The insurers agreed to a common set of measurements as part of the initiative, but because of antitrust laws, the plans weren't allowed to collaborate on a single payment system. It's no wonder, then, that the payment plans differ, both in terms of the amount HMOs are planning to hand out and the way groups will receive their money:

  • Aetna will pay a bonus to groups that fall in the top 25% in any individual measurement category, with payouts being proportionate to each group's membership pool, said Jerry Bishop, MD, Aetna's medical director of west region medical services. A group that aces every category could receive a bonus of as much as 3.5% of the annual capitation rate, he said.
  • Blue Cross plans to reallocate existing funds earmarked for bonus payments under its current quality initiative, and it will award up to 10% of a group's annual capitated payment.
  • Blue Shield said last fall it would award groups a maximum of about $2 per member per month, with groups in lower percentiles getting less.
  • Health Net plans to pay its top performing groups a 5% bonus based on their capitated rates, which could equate to about $2.25 per member per month, spokesman Brad Kieffer said. Groups with their own internal incentive plans for individual physicians could earn an extra 10% of the bonus total, he said. Groups that don't meet the highest standards can still earn bonuses, but Health Net is still determining what the thresholds and payouts will be, Kieffer said.
  • PacifiCare, which announced the award of $14 million in bonus payments to 124 medical groups as part of its own program this year, said last fall it would pay monthly add-ons to a group's capitation rate as part of the IHA plan, with groups eligible to earn up to $2 per member per month.
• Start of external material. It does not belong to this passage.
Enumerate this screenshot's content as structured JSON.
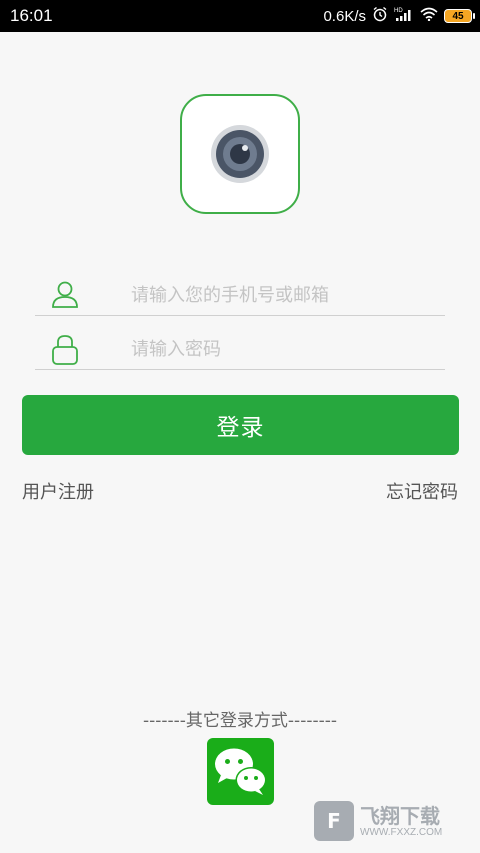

When organizers announced the initiative, which could affect as many as 40,000 physicians, they estimated that bonus totals between the six health plans could reach $150 million. Insurers insist they are adding new money to the project and are not reducing payments elsewhere to make up the bonus pool, but some physicians have remained skeptical. Carter said he has suggested that each insurer consider a 5% bonus as a reasonable starting point for their payments.

The individual payment plans have created confusion for some medical groups, but organizers hope they have limited the hassles groups could face in reporting data, Carter said. IHA has called for a third party to audit each medical group's data, and there have not been significant issues in collecting the information, organizers said. IHA will use the data to publish a scorecard starting next year.

Bonus pay plans have brought contracts into question, though, as some insurers and groups have clashed over how to work the bonus initiative into existing deals, Carter said.

"There are conflicts between the individual contracts and the IHA plan," said Carter, who was a speaker last month at a Chicago seminar to share his experiences on quality bonus initiatives. "Once a contract is signed, no one wants to touch it."

Antitrust laws prevent HMOs from working together on a single payment system.

Contract negotiations haven't all been contentious, though. Donald C. Balfour, III, MD, president and medical director of Sharp Rees-Stealy Medical Group, a 300-physician multispecialty group based in San Diego, said some plans are adopting IHA "Pay for Performance" measures without changing their contracts, and others are simply sending amendments for review.

"I'm supportive of the plan," he said. "I'm hoping this will work. All I want the plans to do is participate."

Other supporters said that even though the IHA plan has evolved slowly, for it to have reached this point in its development without falling apart is encouraging.

"Any coalition effort is sometimes fraught with many unforeseen challenges," said Sam Ho, MD, senior vice president and chief medical officer of PacifiCare. "I think there's reason for optimism."